Languaging in the Void

                When Maturana talks about objectivity, he brackets a lower- case o, like this: (o)bjectivity.  What he is trying to say is that everything said is said by an observer and that every observation is subject to verification through languaging with others.  There is no way to tell whether or not any particular observation is valid until it is confirmed by others.  Normally this happens in language games or realms of thought, such as science.  A scientific result isn’t considered valid until it’s replicated.  A theological principle carries weight when it reaches the level of doctrine or dogma.   We are constantly checking our versions of reality against and within a series of realms of languaging.  The confirmation doesn’t guarantee accuracy, but it legitimizes the utterance within the realm.  As Jarred Diamond pointed out in his book, Collapse, one way that cultures fail is to construct political processes that do not reflect the reality they face.
                I say all this to foreground the question of what impact technology has on the critical function of languaging.  If we are ‘coordinating the coordination of behaviors’ through languaging, what happens when the medium of coordination no longer can be depended on to be ‘real?’  By now we know that the Russians ‘hacked’ the 2016 election by using bots to flood social media platforms with fake information.  There are Chinese cell phone farms that are pumping out millions of messages from fake accounts that skew everything from Google searches to Facebook likes.  In an era where more and more people depend on the internet to get ‘information,’ what happens when an increasing amount of that information is cynically and artificially constructed and abused?             How are the coordinations of languaging that construct and ground our social existence being altered in this new environment?
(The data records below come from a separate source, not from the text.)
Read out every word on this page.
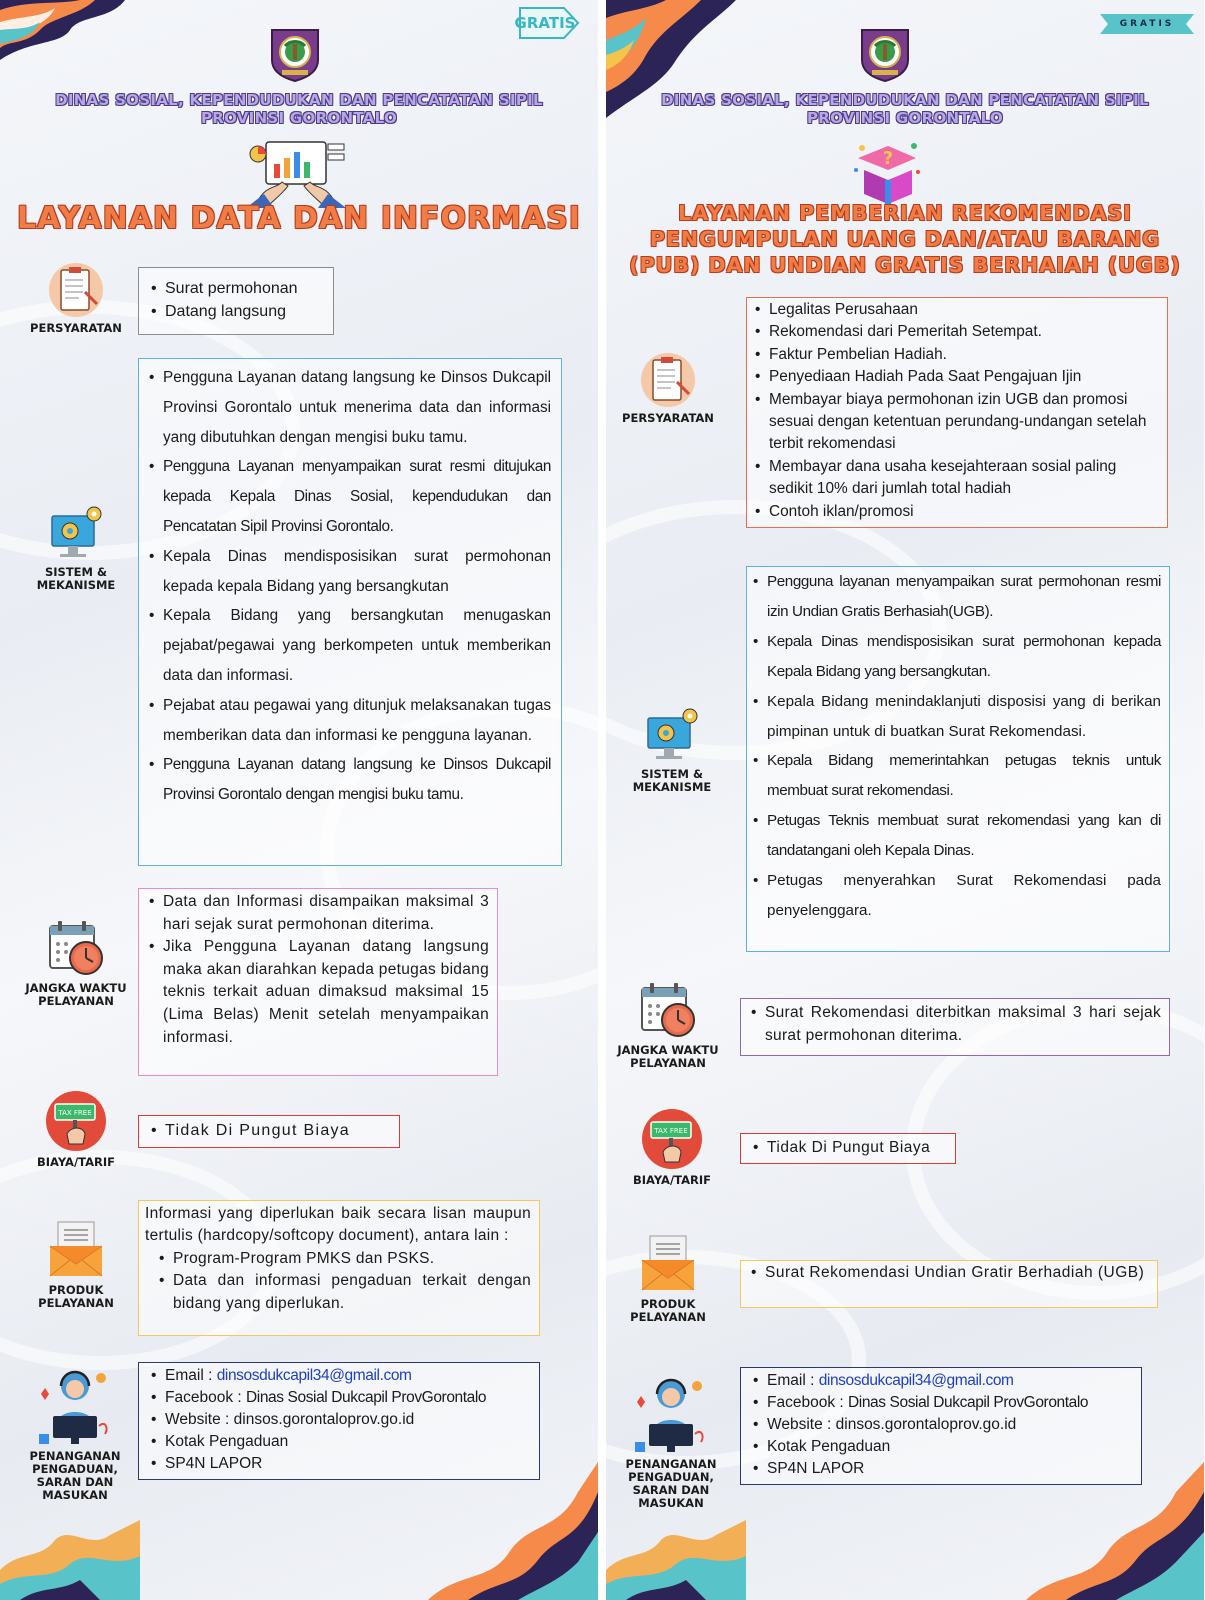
GRATIS
DINAS SOSIAL, KEPENDUDUKAN DAN PENCATATAN SIPIL
PROVINSI GORONTALO
LAYANAN DATA DAN INFORMASI
PERSYARATAN
• Surat permohonan
• Datang langsung
SISTEM &
MEKANISME
• Pengguna Layanan datang langsung ke Dinsos Dukcapil Provinsi Gorontalo untuk menerima data dan informasi yang dibutuhkan dengan mengisi buku tamu.
• Pengguna Layanan menyampaikan surat resmi ditujukan kepada Kepala Dinas Sosial, kependudukan dan Pencatatan Sipil Provinsi Gorontalo.
• Kepala Dinas mendisposisikan surat permohonan kepada kepala Bidang yang bersangkutan
• Kepala Bidang yang bersangkutan menugaskan pejabat/pegawai yang berkompeten untuk memberikan data dan informasi.
• Pejabat atau pegawai yang ditunjuk melaksanakan tugas memberikan data dan informasi ke pengguna layanan.
• Pengguna Layanan datang langsung ke Dinsos Dukcapil Provinsi Gorontalo dengan mengisi buku tamu.
JANGKA WAKTU
PELAYANAN
• Data dan Informasi disampaikan maksimal 3 hari sejak surat permohonan diterima.
• Jika Pengguna Layanan datang langsung maka akan diarahkan kepada petugas bidang teknis terkait aduan dimaksud maksimal 15 (Lima Belas) Menit setelah menyampaikan informasi.
TAX FREE
BIAYA/TARIF
• Tidak Di Pungut Biaya
PRODUK
PELAYANAN
Informasi yang diperlukan baik secara lisan maupun tertulis (hardcopy/softcopy document), antara lain :
• Program-Program PMKS dan PSKS.
• Data dan informasi pengaduan terkait dengan bidang yang diperlukan.
PENANGANAN
PENGADUAN,
SARAN DAN MASUKAN
• Email : dinsosdukcapil34@gmail.com
• Facebook : Dinas Sosial Dukcapil ProvGorontalo
• Website : dinsos.gorontaloprov.go.id
• Kotak Pengaduan
• SP4N LAPOR
GRATIS
DINAS SOSIAL, KEPENDUDUKAN DAN PENCATATAN SIPIL
PROVINSI GORONTALO
?
LAYANAN PEMBERIAN REKOMENDASI
PENGUMPULAN UANG DAN/ATAU BARANG
(PUB) DAN UNDIAN GRATIS BERHAIAH (UGB)
PERSYARATAN
• Legalitas Perusahaan
• Rekomendasi dari Pemeritah Setempat.
• Faktur Pembelian Hadiah.
• Penyediaan Hadiah Pada Saat Pengajuan Ijin
• Membayar biaya permohonan izin UGB dan promosi sesuai dengan ketentuan perundang-undangan setelah terbit rekomendasi
• Membayar dana usaha kesejahteraan sosial paling sedikit 10% dari jumlah total hadiah
• Contoh iklan/promosi
SISTEM &
MEKANISME
• Pengguna layanan menyampaikan surat permohonan resmi izin Undian Gratis Berhasiah(UGB).
• Kepala Dinas mendisposisikan surat permohonan kepada Kepala Bidang yang bersangkutan.
• Kepala Bidang menindaklanjuti disposisi yang di berikan pimpinan untuk di buatkan Surat Rekomendasi.
• Kepala Bidang memerintahkan petugas teknis untuk membuat surat rekomendasi.
• Petugas Teknis membuat surat rekomendasi yang kan di tandatangani oleh Kepala Dinas.
• Petugas menyerahkan Surat Rekomendasi pada penyelenggara.
JANGKA WAKTU
PELAYANAN
• Surat Rekomendasi diterbitkan maksimal 3 hari sejak surat permohonan diterima.
TAX FREE
BIAYA/TARIF
• Tidak Di Pungut Biaya
PRODUK
PELAYANAN
• Surat Rekomendasi Undian Gratir Berhadiah (UGB)
PENANGANAN
PENGADUAN,
SARAN DAN MASUKAN
• Email : dinsosdukcapil34@gmail.com
• Facebook : Dinas Sosial Dukcapil ProvGorontalo
• Website : dinsos.gorontaloprov.go.id
• Kotak Pengaduan
• SP4N LAPOR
                This isn’t entirely new.  Governments have historically falsified information.  Fox News exists to falsify information.  The Catholic Church has been at it for two millennia, and, of course, you can’t always trust your mother.  In these cases, there were/are always counter-hegemonies that gave perspective.  There were oppositional parties, other news sources and other churches, and your friends always helped straighten you out.  I don’t really see a balancing force to this new form of languaging.  Languaging to get information used to require work and human validation.  People used to have to judge the portals they went through to find something out and judge the people who gave them the information.  In this case, none of that is true.  The technology overwhelms the inbred balances we’ve developed to deal with face to face institutions.
                My point here is not to make some Neo- Luddite rant against social media (although there are days I think that might be justified).  My point is that our political coordinations of behavior are being manipulated in ways that threaten their ability to do the one thing they are designed to do – to help us language with others to create a viable and sustainable view of the world.  The search engines and algorithms of Google and Facebook, to say nothing of the cyber-warfare of the Russians and Chinese, make languaging democratically a difficult thing to do.  It has ushered in the era of the ‘Lie’ as a political weapon.  Saying something is true is more and more the same as making it so.  As Maturana says, none of this is trivial.  There is no way forward that doesn’t confront the questions about technology and languaging.  Whether the alternatives are educational or more limited technology, we have to find a way to sort through this problem.  Maybe the end of the world isn’t a bang or a whimper, but an infinitely blinking curser.